Qu’on s’apprête à donner 132 représentations dans 33 lieux différents, du Palais Royal au mail de Champigny, du parc de Belleville au musée du quai Branly, en passant par les arènes de Lutèce, le square des Amandiers, l’église Saint-Eustache. Soit 47 spectacles, soit 233 artistes – chanteurs, danseurs, acteurs, acrobates, musiciens –, venus de New York, de Saint-Jacques de la Lande, de Tel-Aviv, de Johannesburg, de Séville, d’Anvers, de La Havane. Donc qu’on a repéré des lieux, coordonné des chambres d’hôtel et des billets d’avion, prévu puis changé des dates, eu des déceptions, des sueurs froides, des petits triomphes.


Que les vingt agents d’accueil ont été eux-mêmes accueillis, jeudi dernier, dans les bureaux du festival.

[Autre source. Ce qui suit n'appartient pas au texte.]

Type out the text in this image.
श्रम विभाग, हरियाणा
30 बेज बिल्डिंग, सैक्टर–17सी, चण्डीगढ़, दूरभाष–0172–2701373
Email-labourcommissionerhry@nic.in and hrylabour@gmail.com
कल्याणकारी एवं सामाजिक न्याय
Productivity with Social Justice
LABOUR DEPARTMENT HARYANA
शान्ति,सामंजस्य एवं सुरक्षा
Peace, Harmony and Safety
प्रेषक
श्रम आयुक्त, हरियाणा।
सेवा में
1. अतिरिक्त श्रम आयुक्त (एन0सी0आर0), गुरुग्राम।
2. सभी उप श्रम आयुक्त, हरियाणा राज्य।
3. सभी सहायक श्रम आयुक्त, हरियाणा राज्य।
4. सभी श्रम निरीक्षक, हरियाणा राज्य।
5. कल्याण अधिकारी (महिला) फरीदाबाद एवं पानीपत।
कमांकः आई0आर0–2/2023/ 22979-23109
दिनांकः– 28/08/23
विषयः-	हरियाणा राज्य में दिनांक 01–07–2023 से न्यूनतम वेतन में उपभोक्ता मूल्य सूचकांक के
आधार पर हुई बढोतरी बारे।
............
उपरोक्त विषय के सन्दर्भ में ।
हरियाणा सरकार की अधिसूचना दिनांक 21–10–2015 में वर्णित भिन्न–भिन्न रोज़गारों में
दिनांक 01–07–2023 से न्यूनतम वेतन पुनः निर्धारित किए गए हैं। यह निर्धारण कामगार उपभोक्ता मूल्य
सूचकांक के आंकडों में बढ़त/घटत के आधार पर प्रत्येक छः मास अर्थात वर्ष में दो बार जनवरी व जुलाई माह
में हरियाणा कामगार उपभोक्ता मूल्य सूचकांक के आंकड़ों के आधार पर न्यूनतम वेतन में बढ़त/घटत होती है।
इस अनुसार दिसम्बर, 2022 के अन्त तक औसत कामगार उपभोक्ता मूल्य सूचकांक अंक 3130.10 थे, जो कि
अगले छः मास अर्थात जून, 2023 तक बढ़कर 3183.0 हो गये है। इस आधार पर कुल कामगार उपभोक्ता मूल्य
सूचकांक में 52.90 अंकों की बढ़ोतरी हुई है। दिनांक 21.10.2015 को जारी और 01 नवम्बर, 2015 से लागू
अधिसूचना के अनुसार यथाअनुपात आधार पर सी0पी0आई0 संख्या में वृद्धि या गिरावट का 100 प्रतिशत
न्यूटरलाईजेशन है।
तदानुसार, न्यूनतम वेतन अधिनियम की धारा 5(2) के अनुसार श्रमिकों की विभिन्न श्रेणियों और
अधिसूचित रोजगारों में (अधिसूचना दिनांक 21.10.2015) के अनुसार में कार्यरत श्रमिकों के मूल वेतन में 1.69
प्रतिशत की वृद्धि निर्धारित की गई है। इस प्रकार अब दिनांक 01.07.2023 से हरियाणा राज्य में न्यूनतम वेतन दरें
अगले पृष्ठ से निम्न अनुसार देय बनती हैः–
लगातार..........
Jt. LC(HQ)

Que cette année, ils seront sapés comme des milords, avec des vêtements prêtés par Coming Soon, déclinaison urbaine et chic de Yohji Yamamoto.
Élégance légère assortie d’une lourde responsabilité : ce beau linge, qui doit être rendu nickel, est à laver à froid et avec d’infinies précautions. Le prix moyen de chaque tenue correspond à peu près à 50 heures du salaire d’un agent d’accueil. À ce tarif, tout le monde flippe un peu des pantalons blancs – inquiétude finalement dissipée dans l’effervescence des essayages.



Le premier jour, cela veut dire aussi qu’à peine débarqués de leur avion, les New-Yorkais Dean Wareham et Britta Phillips sont allés hier faire la balance du son quatre heures plus tôt que prévu, peut-être pour mieux profiter de Paris le 14 juillet.
Que pour leur spectacle 13 Most Beautiful Songs for Andy Warhol’s Screen Tests, on a installé ce matin 200 mètres carrés de tapis d’Orient à l’église Saint Eustache. Tapis qu’il a fallu trouver en catastrophe après qu’un premier prestataire a fait faux-bond peu avant le spectacle. Finalement loués – à un prix compassionnel – par Félix Nataf, à mille miles de la mauvaise réputation faite aux marchands de tapis. Étalant par terre ses trésors, il conseille de patchworker les kilims avec quelques gabbeh aux couleurs vives “parce que si c’est pour du Warhol, il faut que ça flashe. Mais surtout, faites comme vous voulez. Ces tapis viennent d’Afghanistan, d’Iran, de pays où la liberté est souvent malmenée, alors sentez-vous libres de les utiliser comme bon vous semble.”

Que pendant qu’on posait les tapis, Robyn Orlin et les dix chanteurs de la chorale des Phuphuma Love Minus répétaient Imfihlakalo Yezulu, concert-promenade dans les jardins du musée du quai Branly.

Que leur spectacle commence à 16 h, et qu’on a les yeux tournés vers le ciel et la veille météo au bout du fil. Prévisions pour le moment : 25 degrés, éclaircies, vent soufflant sud-ouest à 17km/heure.

Que demain les dix joueurs de tavoul et les dix joueurs de zourna des Bohèmes de Thrace seront au Luxembourg, que le cirque va entrer en piste à la Cité Internationale, et que la “boîte de jour” nomade des Cocktail designers fera escale à Vitry.

C’est le premier jour : tout est fait et rien n’est joué.